Die Gutachterin hat dann rausgefunden, dass das Mädchen regelmäßig Gerichtsshows schaut. Und schon öfter Lügengeschichten erfunden hat.

DASS ALL DAS ERST IM NACHHINEIN RECHERCHIERT \ WURDE, REGT MICH AUF. WIESO IST NIEMAND GLEICH AUF DIE IDEE GEKOMMEN, SICH DIESES KIND MAL GENAUER ANZUSCHAUEN?

Wieso sind Polizeibeamte während meiner Inhaftierung stattdessen zu Inhabern benachbarter Geschäfte gegangen und haben scheinheilig gefragt, ob man öfter Kinder bei mir im Laden gesehen hätte? Im ganzen Stadtteil ist bekannt, dass wir früher Kindermode verkauft haben! Wieso hat man nicht einfach mal das Naheliegende getan: die Anschuldigungen zum Beispiel noch vor einer möglichen Festnahme mit den örtlichen Gegebenheiten abgeglichen? Das ist Deutschland, alles geht seinen Amtsweg, im Detail mögen die Schritte korrekt sein, doch der Blick aufs Ganze, aufs Wesentliche, geht verloren. Obrigkeitsdenken. Systemtreue.

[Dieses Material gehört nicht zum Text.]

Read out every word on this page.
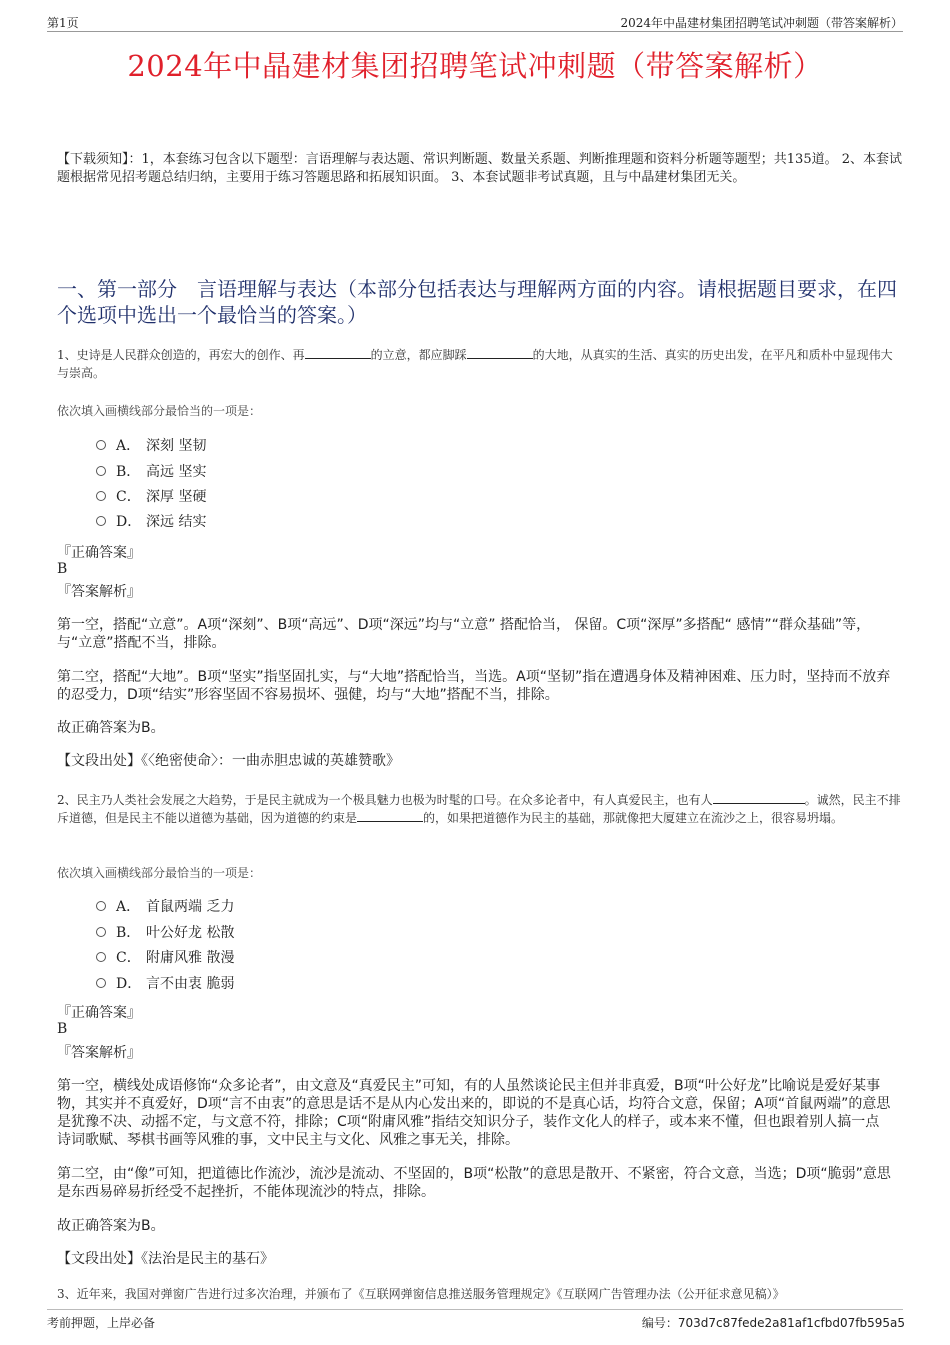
第1页	2024年中晶建材集团招聘笔试冲刺题（带答案解析）
2024年中晶建材集团招聘笔试冲刺题（带答案解析）
【下载须知】：1，本套练习包含以下题型：言语理解与表达题、常识判断题、数量关系题、判断推理题和资料分析题等题型；共135道。 2、本套试题根据常见招考题总结归纳，主要用于练习答题思路和拓展知识面。 3、本套试题非考试真题，且与中晶建材集团无关。
一、第一部分　言语理解与表达（本部分包括表达与理解两方面的内容。请根据题目要求，在四个选项中选出一个最恰当的答案。）
1、史诗是人民群众创造的，再宏大的创作、再	的立意，都应脚踩	的大地，从真实的生活、真实的历史出发，在平凡和质朴中显现伟大与崇高。
依次填入画横线部分最恰当的一项是：
A． 深刻 坚韧
B． 高远 坚实
C． 深厚 坚硬
D． 深远 结实
『正确答案』
B
『答案解析』
第一空，搭配“立意”。A项“深刻”、B项“高远”、D项“深远”均与“立意” 搭配恰当， 保留。C项“深厚”多搭配“ 感情”“群众基础”等，与“立意”搭配不当，排除。
第二空，搭配“大地”。B项“坚实”指坚固扎实，与“大地”搭配恰当，当选。A项“坚韧”指在遭遇身体及精神困难、压力时，坚持而不放弃的忍受力，D项“结实”形容坚固不容易损坏、强健，均与“大地”搭配不当，排除。
故正确答案为B。
【文段出处】《〈绝密使命〉：一曲赤胆忠诚的英雄赞歌》
2、民主乃人类社会发展之大趋势，于是民主就成为一个极具魅力也极为时髦的口号。在众多论者中，有人真爱民主，也有人	。诚然，民主不排斥道德，但是民主不能以道德为基础，因为道德的约束是	的，如果把道德作为民主的基础，那就像把大厦建立在流沙之上，很容易坍塌。
依次填入画横线部分最恰当的一项是：
A． 首鼠两端 乏力
B． 叶公好龙 松散
C． 附庸风雅 散漫
D． 言不由衷 脆弱
『正确答案』
B
『答案解析』
第一空，横线处成语修饰“众多论者”，由文意及“真爱民主”可知，有的人虽然谈论民主但并非真爱，B项“叶公好龙”比喻说是爱好某事物，其实并不真爱好，D项“言不由衷”的意思是话不是从内心发出来的，即说的不是真心话，均符合文意，保留；A项“首鼠两端”的意思是犹豫不决、动摇不定，与文意不符，排除；C项“附庸风雅”指结交知识分子，装作文化人的样子，或本来不懂，但也跟着别人搞一点诗词歌赋、琴棋书画等风雅的事，文中民主与文化、风雅之事无关，排除。
第二空，由“像”可知，把道德比作流沙，流沙是流动、不坚固的，B项“松散”的意思是散开、不紧密，符合文意，当选；D项“脆弱”意思是东西易碎易折经受不起挫折，不能体现流沙的特点，排除。
故正确答案为B。
【文段出处】《法治是民主的基石》
3、近年来，我国对弹窗广告进行过多次治理，并颁布了《互联网弹窗信息推送服务管理规定》《互联网广告管理办法（公开征求意见稿）》
考前押题，上岸必备	编号：703d7c87fede2a81af1cfbd07fb595a5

LETZTLICH HAB ICH DANN WOHL DUMMENGLÜCK GEHABT.

Mit dem früheren Dienststellenleiter der örtlichen Polizei verbindet mich was. Unser Stadtteil ist ein Dorf, man kennt sich, macht Small Talk, auch mit dem Sheriff, der öfter bei mir im Laden war. Dem doch was auffallen musste, wenn er die Anschuldigungen las. Schon in einem meiner ersten Briefe an den Anwalt hab ich ihn als Zeugen angegeben. Auch dass er inzwischen die Dienststelle gewechselt hätte, wohin auch immer. Es konnte ja wohl kein Problem für die ermittelnden Polizeibeamten sein, den beruflichen Werdegang eines Kollegen weiterzuverfolgen.

Konnte es doch. Wochen hat es gedauert, bis es endlich - erstmalig! - zu diesem Ortstermin kam. Abgleich mit dem entsprechenden Tagebucheintrag der Polizeidienststelle. Widersprüchlichkeiten, eindeutig. Kurz darauf muss dann ein Fax ans Amtsgericht gegangen sein, wurden Nachermittlungen veranlasst.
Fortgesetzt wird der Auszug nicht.